3) Sanity. How many of us, as adults, could spend 7 hours of each day with only a quick lunch break? That is what we are sometimes now asking our children to do. We ask them to sit at a desk and pay attention to their teacher for a little over 3 hours, give them 30-40 minutes for lunch (which sometimes barely gives them time to eat their food and, p.s., some schools do not allow talking during this time) and then sit them back at their desk for another 3 hours plus. I couldn't do that, nor would I want my children to do it.

Think back to your recess times--the chance to run off a little energy, breathe some fresh air, interact with your friends. Personally, I looked forward to every recess. Let's make sure our future generations can do the same.

Saturday, November 22, 2008

Cutting Daycare Staffing Costs

Since staffing costs comprise the largest part of most daycare programs' expenses, the most obvious place to look to cut costs would be in your staffing. Of course, we're not recommending cutting staff wages or benefits as many teachers are already underpaid. 

However, a little extra attention to detail on staff-child ratios could show areas in which you are paying for more staff members than you need. In our program, we use an hourly staff-child ratio tracking sheet to ensure that we are neither over ratio nor under ratio. Each classroom is required to make an hourly note of the number of children in attendance and the number of staff members in the classroom. 

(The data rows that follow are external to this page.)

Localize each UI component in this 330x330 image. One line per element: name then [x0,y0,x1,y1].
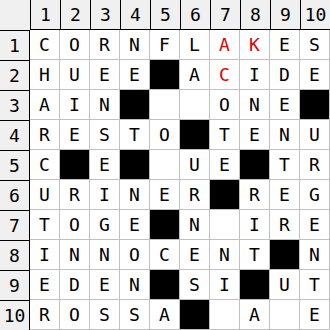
cell-r10-c9[interactable] [270,300,300,330]
col-header-2: 2 [60,0,90,30]
cell-r7-c9[interactable]: R [270,210,300,240]
col-header-7: 7 [210,0,240,30]
cell-r4-c9[interactable]: N [270,120,300,150]
cell-r2-c2[interactable]: U [60,60,90,90]
cell-r9-c6[interactable]: S [180,270,210,300]
cell-r7-c4[interactable]: E [120,210,150,240]
cell-r3-c8[interactable]: N [240,90,270,120]
col-header-10: 10 [300,0,330,30]
row-header-1: 1 [0,30,30,60]
col-header-3: 3 [90,0,120,30]
cell-r1-c5[interactable]: F [150,30,180,60]
cell-r3-c6[interactable] [180,90,210,120]
cell-r8-c3[interactable]: N [90,240,120,270]
cell-r4-c6 [180,120,210,150]
row-header-5: 5 [0,150,30,180]
cell-r5-c5[interactable] [150,150,180,180]
col-header-5: 5 [150,0,180,30]
cell-r1-c4[interactable]: N [120,30,150,60]
cell-r6-c8[interactable]: R [240,180,270,210]
cell-r8-c5[interactable]: C [150,240,180,270]
cell-r1-c1[interactable]: C [30,30,60,60]
col-header-1: 1 [30,0,60,30]
cell-r1-c10[interactable]: S [300,30,330,60]
cell-r4-c5[interactable]: O [150,120,180,150]
cell-r4-c7[interactable]: T [210,120,240,150]
cell-r1-c8[interactable]: K [240,30,270,60]
cell-r1-c2[interactable]: O [60,30,90,60]
cell-r8-c8[interactable]: T [240,240,270,270]
crossword-board: 123456789101CORNFLAKES2HUEEACIDE3AINONE4… [0,0,330,330]
col-header-9: 9 [270,0,300,30]
cell-r6-c7 [210,180,240,210]
cell-r6-c4[interactable]: N [120,180,150,210]
cell-r7-c3[interactable]: G [90,210,120,240]
cell-r9-c2[interactable]: D [60,270,90,300]
cell-r8-c9 [270,240,300,270]
row-header-2: 2 [0,60,30,90]
cell-r7-c10[interactable]: E [300,210,330,240]
cell-r5-c4 [120,150,150,180]
cell-r8-c2[interactable]: N [60,240,90,270]
cell-r4-c1[interactable]: R [30,120,60,150]
row-header-7: 7 [0,210,30,240]
cell-r5-c6[interactable]: U [180,150,210,180]
cell-r4-c8[interactable]: E [240,120,270,150]
cell-r3-c4 [120,90,150,120]
cell-r10-c6 [180,300,210,330]
cell-r10-c1[interactable]: R [30,300,60,330]
cell-r2-c10[interactable]: E [300,60,330,90]
cell-r8-c6[interactable]: E [180,240,210,270]
cell-r8-c4[interactable]: O [120,240,150,270]
cell-r7-c2[interactable]: O [60,210,90,240]
cell-r5-c9[interactable]: T [270,150,300,180]
cell-r5-c3[interactable]: E [90,150,120,180]
cell-r4-c4[interactable]: T [120,120,150,150]
cell-r9-c3[interactable]: E [90,270,120,300]
cell-r10-c10[interactable]: E [300,300,330,330]
cell-r1-c3[interactable]: R [90,30,120,60]
cell-r8-c1[interactable]: I [30,240,60,270]
cell-r9-c1[interactable]: E [30,270,60,300]
cell-r5-c7[interactable]: E [210,150,240,180]
cell-r6-c5[interactable]: E [150,180,180,210]
col-header-6: 6 [180,0,210,30]
cell-r7-c7[interactable] [210,210,240,240]
cell-r2-c5 [150,60,180,90]
cell-r9-c9[interactable]: U [270,270,300,300]
cell-r2-c9[interactable]: D [270,60,300,90]
cell-r5-c2 [60,150,90,180]
cell-r6-c3[interactable]: I [90,180,120,210]
cell-r4-c2[interactable]: E [60,120,90,150]
cell-r2-c4[interactable]: E [120,60,150,90]
cell-r3-c3[interactable]: N [90,90,120,120]
cell-r4-c10[interactable]: U [300,120,330,150]
cell-r9-c4[interactable]: N [120,270,150,300]
cell-r6-c1[interactable]: U [30,180,60,210]
cell-r3-c9[interactable]: E [270,90,300,120]
col-header-4: 4 [120,0,150,30]
cell-r7-c1[interactable]: T [30,210,60,240]
cell-r2-c8[interactable]: I [240,60,270,90]
cell-r10-c3[interactable]: S [90,300,120,330]
cell-r2-c7[interactable]: C [210,60,240,90]
cell-r9-c7[interactable]: I [210,270,240,300]
cell-r8-c10[interactable]: N [300,240,330,270]
cell-r10-c5[interactable]: A [150,300,180,330]
cell-r7-c5 [150,210,180,240]
cell-r5-c1[interactable]: C [30,150,60,180]
cell-r4-c3[interactable]: S [90,120,120,150]
cell-r3-c7[interactable]: O [210,90,240,120]
cell-r2-c1[interactable]: H [30,60,60,90]
cell-r1-c6[interactable]: L [180,30,210,60]
row-header-9: 9 [0,270,30,300]
cell-r10-c8[interactable]: A [240,300,270,330]
cell-r2-c3[interactable]: E [90,60,120,90]
cell-r1-c9[interactable]: E [270,30,300,60]
cell-r3-c5[interactable] [150,90,180,120]
cell-r9-c10[interactable]: T [300,270,330,300]
cell-r6-c2[interactable]: R [60,180,90,210]
cell-r3-c1[interactable]: A [30,90,60,120]
col-header-8: 8 [240,0,270,30]
cell-r6-c6[interactable]: R [180,180,210,210]
cell-r3-c2[interactable]: I [60,90,90,120]
cell-r6-c10[interactable]: G [300,180,330,210]
cell-r3-c10 [300,90,330,120]
corner-cell [0,0,30,30]
cell-r9-c5 [150,270,180,300]
row-header-10: 10 [0,300,30,330]
cell-r7-c8[interactable]: I [240,210,270,240]
cell-r5-c10[interactable]: R [300,150,330,180]
cell-r10-c7[interactable] [210,300,240,330]
cell-r10-c4[interactable]: S [120,300,150,330]
cell-r10-c2[interactable]: O [60,300,90,330]
cell-r2-c6[interactable]: A [180,60,210,90]
cell-r6-c9[interactable]: E [270,180,300,210]
row-header-3: 3 [0,90,30,120]
row-header-4: 4 [0,120,30,150]
cell-r9-c8 [240,270,270,300]
row-header-8: 8 [0,240,30,270]
row-header-6: 6 [0,180,30,210]
cell-r5-c8 [240,150,270,180]
cell-r1-c7[interactable]: A [210,30,240,60]
cell-r8-c7[interactable]: N [210,240,240,270]
cell-r7-c6[interactable]: N [180,210,210,240]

By studying these sheets each day, you can see very clearly if you are staffing each room properly. If you are consistently overstaffed in one classroom at a particular time of the day, you can see that you need to change your staff schedule and either move staff members to another room or cut some hours. Along with this "after the fact" checking, you also need to have a policy in place for your late-day staff so that they understand which employee(s) should clock out and go home early if children have gone home early and they find themselves overstaffed.